• 10 luglio 2019

    RSA Bellagio, fisioterapia per curare non le malattie ma le persone

    Nella struttura OSA in programma attività fisiche all’aria aperta per aumentare le capacità motorie degli ospiti

    Un momento della fisioterapia alla RSA Bellagio

    L’arrivo della bella stagione è il periodo ideale per scoprire i benefici dell’attività fisica all’aperto. Da questo presupposto i fisioterapisti della Cooperativa OSA che lavorano nella Residenza di Bellagio, hanno programmato delle attività da effettuare con gli ospiti nel meraviglioso parco cresciuto intorno alla struttura. Tra gli obiettivi posti a fondamenta del lavoro sanitario ci sono la riduzione della limitazione nelle attività quotidiane, il miglioramento della qualità della vita, l’ottenimento di un cambiamento comportamentale a lungo termine finalizzato al miglioramento dello stato di salute. Fare movimento all’aria aperta è il modo più corretto per combattere il cortisolo – l’ormone dello stress – e ritrovare il buonumore. Il merito è dell’aumento delle endorfine e dei livelli di serotonina che migliorano il benessere generale di corpo e psiche. Ed è per questo che attivare un percorso fisioterapico all’esterno della struttura è foriero di ottimi risultati.

     

    LE RELAZIONI. Fondamentale in queste attività è la relazione che si instaura tra ospite e operatore. “Indipendentemente dal problema fisico-motorio portato nella decisione di condividerlo con un esperto –sottolineano i fisioterapisti di Bellagio -, è necessaria l’instaurazione di un rapporto di fidelizzazione tra le due persone. Attraverso la condivisione di quel problema, la relazione che nasce rappresenta un contesto idoneo a consentire all’ospite di affrontare il problema in questione sentendosi meno vulnerabile, meno 'malato' e inadeguato al proprio contesto di vita quotidiana”. Per realizzare questi obiettivi l’équipe fisioterapica della RSA ha introdotto vari gruppi di riabilitazione, suddividendo gli ospiti per esigenze fisiche-motorie e capacità residue. “L’obiettivo da raggiungere sarà volto a migliorare la qualità di vita del singolo paziente – dichiara Francesco Aiani, fisioterapista -, aumentandone l’autonomia nelle attività della vita quotidiana”.

     

    LE ATTIVITÀ. Le attività previste si diversificheranno in gruppi di training del cammino in ambienti esterni in modo da riuscire a lavorare sull’equilibrio, sulla propriocezione e sull’utilizzo degli ausili.
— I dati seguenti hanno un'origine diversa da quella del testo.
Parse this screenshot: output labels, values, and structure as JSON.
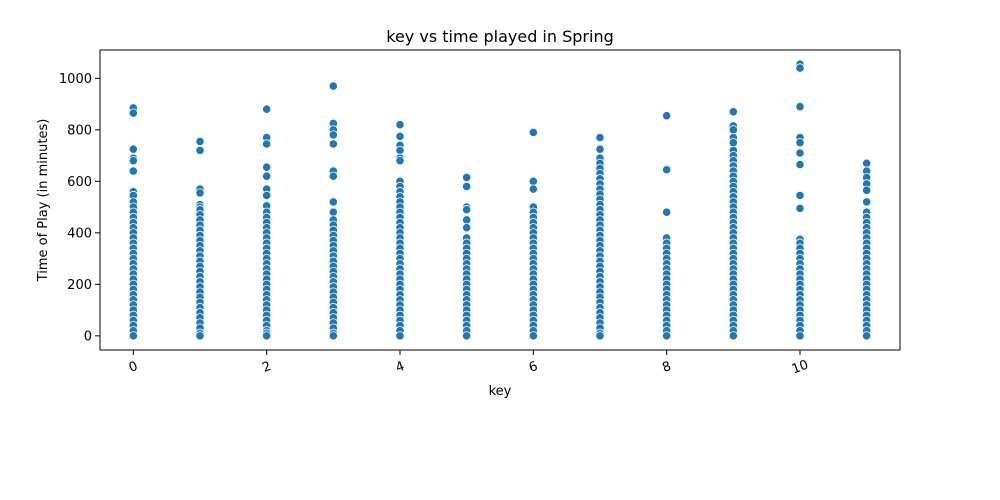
{
  "chart_data": {
    "type": "scatter",
    "title": "key vs time played in Spring",
    "xlabel": "key",
    "ylabel": "Time of Play (in minutes)",
    "xlim": [
      -0.5,
      11.5
    ],
    "ylim": [
      -55,
      1110
    ],
    "xticks": [
      0,
      2,
      4,
      6,
      8,
      10
    ],
    "yticks": [
      0,
      200,
      400,
      600,
      800,
      1000
    ],
    "x_tick_rotation_deg": -20,
    "grid": false,
    "legend": "none",
    "marker_color": "#1f77b4",
    "points": [
      {
        "x": 0,
        "y": [
          885,
          865,
          725,
          690,
          680,
          640,
          560,
          545,
          520,
          500,
          480,
          460,
          440,
          420,
          400,
          380,
          360,
          340,
          320,
          300,
          280,
          260,
          240,
          220,
          200,
          180,
          160,
          140,
          120,
          100,
          80,
          60,
          40,
          20,
          0
        ]
      },
      {
        "x": 1,
        "y": [
          755,
          720,
          570,
          555,
          510,
          500,
          490,
          470,
          450,
          430,
          410,
          390,
          370,
          350,
          330,
          310,
          290,
          270,
          250,
          230,
          210,
          190,
          170,
          150,
          130,
          110,
          90,
          70,
          50,
          30,
          10,
          0
        ]
      },
      {
        "x": 2,
        "y": [
          880,
          770,
          745,
          655,
          620,
          570,
          545,
          505,
          480,
          460,
          440,
          420,
          400,
          380,
          360,
          340,
          320,
          300,
          280,
          260,
          240,
          220,
          200,
          180,
          160,
          140,
          120,
          100,
          80,
          60,
          40,
          20,
          10,
          0
        ]
      },
      {
        "x": 3,
        "y": [
          970,
          825,
          800,
          780,
          745,
          640,
          620,
          520,
          480,
          450,
          430,
          410,
          390,
          370,
          350,
          330,
          310,
          290,
          270,
          250,
          230,
          210,
          190,
          170,
          150,
          130,
          110,
          90,
          70,
          50,
          30,
          10,
          0
        ]
      },
      {
        "x": 4,
        "y": [
          820,
          775,
          740,
          720,
          690,
          680,
          600,
          580,
          560,
          540,
          520,
          500,
          480,
          460,
          440,
          420,
          400,
          380,
          360,
          340,
          320,
          300,
          280,
          260,
          240,
          220,
          200,
          180,
          160,
          140,
          120,
          100,
          80,
          60,
          40,
          20,
          0
        ]
      },
      {
        "x": 5,
        "y": [
          615,
          580,
          500,
          490,
          450,
          420,
          380,
          360,
          340,
          320,
          300,
          280,
          260,
          240,
          220,
          200,
          180,
          160,
          140,
          120,
          100,
          80,
          60,
          40,
          20,
          0
        ]
      },
      {
        "x": 6,
        "y": [
          790,
          600,
          570,
          500,
          480,
          460,
          440,
          420,
          400,
          380,
          360,
          340,
          320,
          300,
          280,
          260,
          240,
          220,
          200,
          180,
          160,
          140,
          120,
          100,
          80,
          60,
          40,
          20,
          0
        ]
      },
      {
        "x": 7,
        "y": [
          770,
          725,
          690,
          670,
          650,
          630,
          610,
          590,
          570,
          550,
          530,
          510,
          490,
          470,
          450,
          430,
          410,
          390,
          370,
          350,
          330,
          310,
          290,
          270,
          250,
          230,
          210,
          190,
          170,
          150,
          130,
          110,
          90,
          70,
          50,
          30,
          10,
          0
        ]
      },
      {
        "x": 8,
        "y": [
          855,
          645,
          480,
          380,
          360,
          340,
          320,
          300,
          280,
          260,
          240,
          220,
          200,
          180,
          160,
          140,
          120,
          100,
          80,
          60,
          40,
          20,
          0
        ]
      },
      {
        "x": 9,
        "y": [
          870,
          815,
          800,
          770,
          750,
          720,
          700,
          680,
          660,
          640,
          620,
          600,
          580,
          560,
          540,
          520,
          500,
          480,
          460,
          440,
          420,
          400,
          380,
          360,
          340,
          320,
          300,
          280,
          260,
          240,
          220,
          200,
          180,
          160,
          140,
          120,
          100,
          80,
          60,
          40,
          20,
          0
        ]
      },
      {
        "x": 10,
        "y": [
          1055,
          1040,
          890,
          770,
          750,
          710,
          665,
          545,
          495,
          375,
          360,
          340,
          320,
          300,
          280,
          260,
          240,
          220,
          200,
          180,
          160,
          140,
          120,
          100,
          80,
          60,
          40,
          20,
          0
        ]
      },
      {
        "x": 11,
        "y": [
          670,
          640,
          615,
          590,
          565,
          520,
          480,
          460,
          440,
          420,
          400,
          380,
          360,
          340,
          320,
          300,
          280,
          260,
          240,
          220,
          200,
          180,
          160,
          140,
          120,
          100,
          80,
          60,
          40,
          20,
          0
        ]
      }
    ]
  }
}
Per questi percorsi verrà sfruttato il bellissimo parco della struttura in modo da poter favorire una maggiore interazione con l’ambiente circostante migliorando il benessere psicofisico dell’ospite. Una occasione che può essere utilizzata, a prezzi convenzionati, anche dai lavoratori della RSA, dai loro famigliari e dai famigliari degli ospiti.

     

    I GRUPPI. I fisioterapisti hanno previsto anche gruppi di risveglio muscolare mattutino per mettere in moto corpo e mente riattivando i muscoli senza stress dando energie rinnovate per affrontare la giornata e le attività quotidiane all’interno del RSA, stimolando l’umore attraverso il rilascio delle endorfine. Poi la nascita di un gruppo rinforzo e allungamento muscolare, volto a ridurre la limitazione funzionale nelle attività quotidiane e la restrizione alla partecipazione alla vita sociale. Quindi un gruppo cardio-respiratorio: opzione terapeutica offerta ai pazienti affetti da BPCO e sindromi restrittive, patologie sempre più diffuse. Attività estive basate sull’esercizio fisico, l’educazione e il cambiamento di comportamenti finalizzati a migliorare la condizione fisica delle persone con malattie respiratorie croniche, cercando di ottenere il più elevato livello possibile di indipendenza funzionale.